The most significant participants in the story, though, are all famous writers. Continuing the fascination he showed in The Devil's Paintbrush, Arnott again employs Aleister Crowley as a catalyst. These scenes are heavily informed by Richard Spence's recent biography, Secret Agent 666, which suggested that the Satanist was a wartime triple agent. It's probably sensible that the novelist only alludes in one line to claims that Crowley held a black mass in Sussex, attended by Churchill, in an attempt to influence the war effort.
What most engages Arnott are the suggested connections between Crowley and Ian Fleming, another in the book's relay of historical antagonists, who, as an intelligence officer, may have worked with the necromantic in a false propaganda unit during the second world war. Crowley also influenced another of the characters, the American scifi writer L Ron Hubbard, who went on to form the Church of Scientology.

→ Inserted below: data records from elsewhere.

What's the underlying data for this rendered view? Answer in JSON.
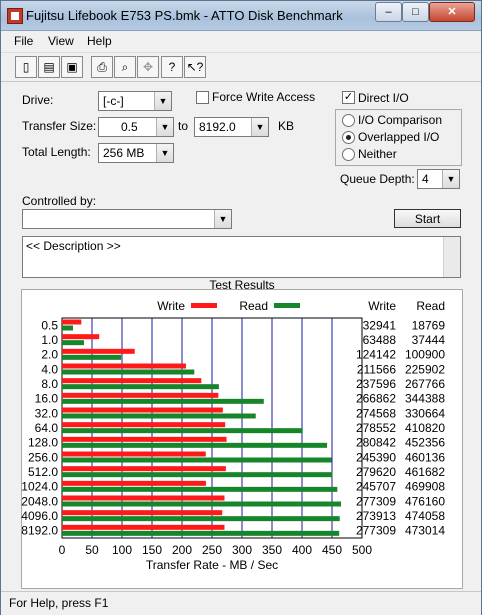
{
  "window": {
    "title": "Fujitsu Lifebook E753 PS.bmk - ATTO Disk Benchmark",
    "minimize": "–",
    "maximize": "□",
    "close": "✕"
  },
  "menu": {
    "file": "File",
    "view": "View",
    "help": "Help"
  },
  "toolbar": {
    "icons": [
      "new-icon",
      "open-icon",
      "save-icon",
      "print-icon",
      "print-preview-icon",
      "move-icon",
      "help-icon",
      "context-help-icon"
    ],
    "glyphs": [
      "▯",
      "▤",
      "▣",
      "⎙",
      "⌕",
      "✥",
      "?",
      "↖?"
    ]
  },
  "settings": {
    "drive_label": "Drive:",
    "drive_value": "[-c-]",
    "force_write_label": "Force Write Access",
    "direct_io_label": "Direct I/O",
    "direct_io_checked": "✓",
    "transfer_size_label": "Transfer Size:",
    "transfer_from": "0.5",
    "to_label": "to",
    "transfer_to": "8192.0",
    "kb_label": "KB",
    "total_length_label": "Total Length:",
    "total_length_value": "256 MB",
    "io_comparison_label": "I/O Comparison",
    "overlapped_io_label": "Overlapped I/O",
    "neither_label": "Neither",
    "queue_depth_label": "Queue Depth:",
    "queue_depth_value": "4",
    "controlled_by_label": "Controlled by:",
    "controlled_by_value": "",
    "start_label": "Start",
    "description": "<< Description >>"
  },
  "status": {
    "text": "For Help, press F1"
  },
  "chart_data": {
    "type": "bar",
    "title": "Test Results",
    "xlabel": "Transfer Rate - MB / Sec",
    "xlim": [
      0,
      500
    ],
    "x_ticks": [
      "0",
      "50",
      "100",
      "150",
      "200",
      "250",
      "300",
      "350",
      "400",
      "450",
      "500"
    ],
    "categories": [
      "0.5",
      "1.0",
      "2.0",
      "4.0",
      "8.0",
      "16.0",
      "32.0",
      "64.0",
      "128.0",
      "256.0",
      "512.0",
      "1024.0",
      "2048.0",
      "4096.0",
      "8192.0"
    ],
    "series": [
      {
        "name": "Write",
        "color": "#ff1a1a",
        "values": [
          32.2,
          62.0,
          121.2,
          206.6,
          232.2,
          260.6,
          268.1,
          272.0,
          274.3,
          239.6,
          273.1,
          239.9,
          270.8,
          267.0,
          270.8
        ]
      },
      {
        "name": "Read",
        "color": "#17862a",
        "values": [
          18.3,
          36.6,
          98.5,
          220.5,
          261.5,
          336.3,
          322.9,
          401.2,
          441.8,
          449.4,
          450.9,
          458.9,
          465.0,
          462.9,
          462.0
        ]
      }
    ],
    "table": {
      "write_header": "Write",
      "read_header": "Read",
      "write": [
        "32941",
        "63488",
        "124142",
        "211566",
        "237596",
        "266862",
        "274568",
        "278552",
        "280842",
        "245390",
        "279620",
        "245707",
        "277309",
        "273913",
        "277309"
      ],
      "read": [
        "18769",
        "37444",
        "100900",
        "225902",
        "267766",
        "344388",
        "330664",
        "410820",
        "452356",
        "460136",
        "461682",
        "469908",
        "476160",
        "474058",
        "473014"
      ]
    }
  }
}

However, the most compelling of the real-life personae whom Arnott animates is Katharine Burdekin (1896-1963), a peripheral member of the Bloomsbury Group who, under the pseudonym Murray Constantine, in 1937 published Swastika Night, a future fantasy in which the Nazis have achieved global domination and Hitler is worshipped as a god. Although written before the war, the book can be read as prophesying various events, including even the flight of Hess; one of The House of Rumour's recurrent concerns is the possibilities of predicting or affecting the future, through scifi or darker arts.
In a novel filled with open or oblique cultural references and allusions, readers may also detect some undeclared ones. The structure, in which apparently unrelated narratives accumulate into an alternative history of the 20th century, hints at the sympathetic effect of Don DeLillo's epic of American paranoia, Underworld. Like DeLillo, Arnott makes clever, subtle connections between the discrete narratives: words such as "mistletoe" and "labyrinth", for example, echo resonantly between the sections.
I also suspect the influence of the work of the documentary-maker Adam Curtis. As in Curtis's series such as The Power of Nightmares, there is a gleeful, teasing joining of improbable dots. The creator of James Bond interrogates, in wartime, the author of an apparently prophetic scifi novel; an American scifi writer spots an opportunity in American tax laws to create a powerful religion with a grip on Hollywood stars; and Rudolph Hess, in jail in Germany, develops an obsession with the Apollo moon shots, on which some of his former German colleagues worked. For Arnott, as for Curtis, history does not fall neatly into periods and presidencies, as it is taught at school, but accretes secretly and strangely in a sweep across decades or even centuries.
Unlike Curtis, though, whose softly ironic narrating voice drives his films, Arnott vanishes behind an impressive facility with voices and pastiche. Most chapters introduce a new style as well as viewpoint: the doings of Commander Ian Fleming are recounted in a James Bond parody; the story of Katharine Burdekin is framed as Quentin Bell-like diary entries; and the career of Zagorski is told through a perfectly captured fan magazine profile.
The fact that Arnott's early books used the form of gangster yarns encouraged a tendency to categorise him as a sort of bookish Guy Ritchie. Recent novels, though, have broken free from this narrow definition of his range and this novel confirms his escape. A conspiracy thriller filled with bewildering connections, dark conjecture and arcane information, The House of Rumour perhaps most resembles The Da Vinci Code, rewritten by an author with the gifts of characterisation, wit and literacy. It may be the ideal holiday read for those who like to take their brains with them on vacation.